Publié le 3 mai 2020
Écrit par Nicolas Blanchette, D.o., B. Sc. Kinésiologie

Douleurs musculosquelettiques : 7 stratégies validées par la science pour s’en libérer

Avertissement : consulter un médecin est toujours primordial, lorsque l’on parle de douleur, surtout si celle-ci est aiguë, résulte d’un traumatisme ou est inhabituelle. Nous ne parlerons pas non plus de médicaments dans cette chronique. Néanmoins, il est possible que le professionnel que vous consultiez pour votre douleur, par manque de temps, par habitude ou par obligation protocolaire, ne vous expose qu’une seule et unique solution à vos inconforts d’origine musculo-squelettique.

 

Or, il  est  important de savoir que la science sur la douleur valide plusieurs approches pour ce qui est de gérer, atténuer et faire disparaître la douleur musculosquelettique. Par exemple, pour votre mal de dos, on vous a peut-être déjà recommandé de vous reposer, de vous étirer, de vous entraîner, de vous faire masser, de commencer le yoga, et bien d’autres choses encore. On dirait même que plusieurs de ces conseils sont contradictoires. Quelles options parmi celles-ci sauront fonctionner ?

 

Roulement de tambour : toutes ces options peuvent être valables. Certaines personnes réussissent à éliminer leurs maux de dos complètement en procédant à un renforcement musculaire régulier, alors que pour d’autres, cette approche ne fonctionnera pas du tout. Certaines personnes auront des résultats phénoménaux après une séance d’ostéopathie ou de chiropractie, tandis que d’autres n’y trouveront que peu de soulagement.

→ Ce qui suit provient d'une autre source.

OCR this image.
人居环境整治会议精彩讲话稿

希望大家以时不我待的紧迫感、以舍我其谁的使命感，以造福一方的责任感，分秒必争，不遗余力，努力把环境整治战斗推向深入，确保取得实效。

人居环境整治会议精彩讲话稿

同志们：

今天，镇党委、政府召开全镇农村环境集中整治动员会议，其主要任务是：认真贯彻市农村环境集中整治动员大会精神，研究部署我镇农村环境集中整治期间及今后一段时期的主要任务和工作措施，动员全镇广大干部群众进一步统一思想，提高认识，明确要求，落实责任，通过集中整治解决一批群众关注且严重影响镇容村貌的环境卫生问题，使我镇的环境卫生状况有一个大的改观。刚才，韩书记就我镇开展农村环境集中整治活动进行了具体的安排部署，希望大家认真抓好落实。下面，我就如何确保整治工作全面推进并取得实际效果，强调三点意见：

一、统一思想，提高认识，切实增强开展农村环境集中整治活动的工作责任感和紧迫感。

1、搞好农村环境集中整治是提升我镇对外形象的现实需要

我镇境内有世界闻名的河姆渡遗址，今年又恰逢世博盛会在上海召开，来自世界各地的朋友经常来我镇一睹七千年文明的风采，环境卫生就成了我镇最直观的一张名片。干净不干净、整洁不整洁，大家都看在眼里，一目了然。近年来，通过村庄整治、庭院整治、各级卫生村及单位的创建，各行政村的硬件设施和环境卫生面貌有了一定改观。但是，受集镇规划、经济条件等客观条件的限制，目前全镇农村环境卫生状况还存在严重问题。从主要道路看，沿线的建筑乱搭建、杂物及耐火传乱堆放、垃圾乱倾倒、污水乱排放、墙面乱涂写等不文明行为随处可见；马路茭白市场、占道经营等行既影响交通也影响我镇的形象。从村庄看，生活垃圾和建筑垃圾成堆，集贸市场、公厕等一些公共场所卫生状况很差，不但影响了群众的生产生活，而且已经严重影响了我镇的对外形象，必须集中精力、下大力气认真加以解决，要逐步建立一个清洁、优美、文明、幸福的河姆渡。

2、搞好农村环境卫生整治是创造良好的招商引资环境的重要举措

C’est là toute la complexité de l’être humain et de l’expérience de la douleur. Ce qui fonctionne pour les uns peut être complètement inefficace pour les autres, et vice-versa ! Et malheureusement, quoi qu’on en dise, il y a bien peu de façons de déter- miner d’avance quelle approche portera fruit.

 

« Une erreur fréquente est de ne tout simplement pas travailler assez fort. Une stimulation adéquate est nécessaire. »

Cependant, il est souhaitable de ne pas essayer TOUTES les options existantes non plus (on n’aurait jamais fini). Ne nous le cachons pas, certaines options que l’on pourrait vous apporter ne sont que des fraudes visant à vous faire dépenser votre argent. Ainsi, il est nécessaire de connaître ce que les recherches sur la douleur valident en 2020 comme approches intéressantes pour la douleur d’origine musculosquelettique. Chacune des méthodes non pharmaceutiques discutées plus bas vaut la peine d’être essayée pour plusieurs types d’inconforts généraux, même sans la présence d’un diagnostic précis. Elles sont regroupées par catégorie et présentent des bénéfices larges et peu d’effets secondaires possibles. Encore mieux, dans bien des cas, il n’est pas nécessaire d’être un expert pour commencer à les utiliser (même si une supervision peut parfois être recommandée). Voici une description simple de chacune de ces catégories, pourquoi elles pourraient vous aider, ainsi que certains pièges à éviter en prenant votre décision.

 

1. Le repos

De manière instinctive, nous ménagerons souvent une articulation qui se met à faire mal. Le repos est efficace contre les problématiques issues de surcharges. La surcharge peut être biomécanique (j’ai passé deux jours à décaper des meubles et le lendemain, j’ai mal au coude). La surcharge peut aussi être d’origine psychoémotive, ce qui est généralement beaucoup plus difficile à déceler. En effet, un événement très taxant sur le plan psychoémotif (surcharge de travail au bureau, manque de sommeil, conflit familial, divorce, etc.) peut se répercuter en symptômes physiques en rendant le système nerveux temporairement hypersensible.

 

Le repos comporte toutefois quelques pièges. Le premier, c’est que certaines personnes n’aiment tout simplement pas se reposer. Deuxièmement, comme nous en avons parlé, les surcharges peuvent être difficiles à déceler. Troisièmement, passé un certain temps (généralement quelques mois au plus), plus de repos ne vous aidera plus. Si vous avez attendu suffisamment longtemps pour permettre la guérison cellulaire des tissus (un professionnel pourra vous guider à ce sujet) et que vous avez toujours mal, vous auriez avantage à entreprendre une approche plus active pour per- mettre à votre système nerveux de se désensibiliser vis-à-vis de la douleur.

 

2. Le renforcement musculaire

Une fois la phase initiale de repos respectée, le renforcement musculaire progressif est la stratégie qui a le plus de chances d’atténuer la douleur, selon le consensus scientifique actuel. Pourquoi ça marche ? Nous n’en sommes pas encore exactement certains, mais cela inclut sûrement plusieurs mécanismes générant des changements physiologiques, mécaniques et psychosociaux. L’hypoalgésie liée à l’exercice est un phénomène qui implique une diminution quasi immédiate de la douleur après la réalisation d’un exercice intense (contrôlé).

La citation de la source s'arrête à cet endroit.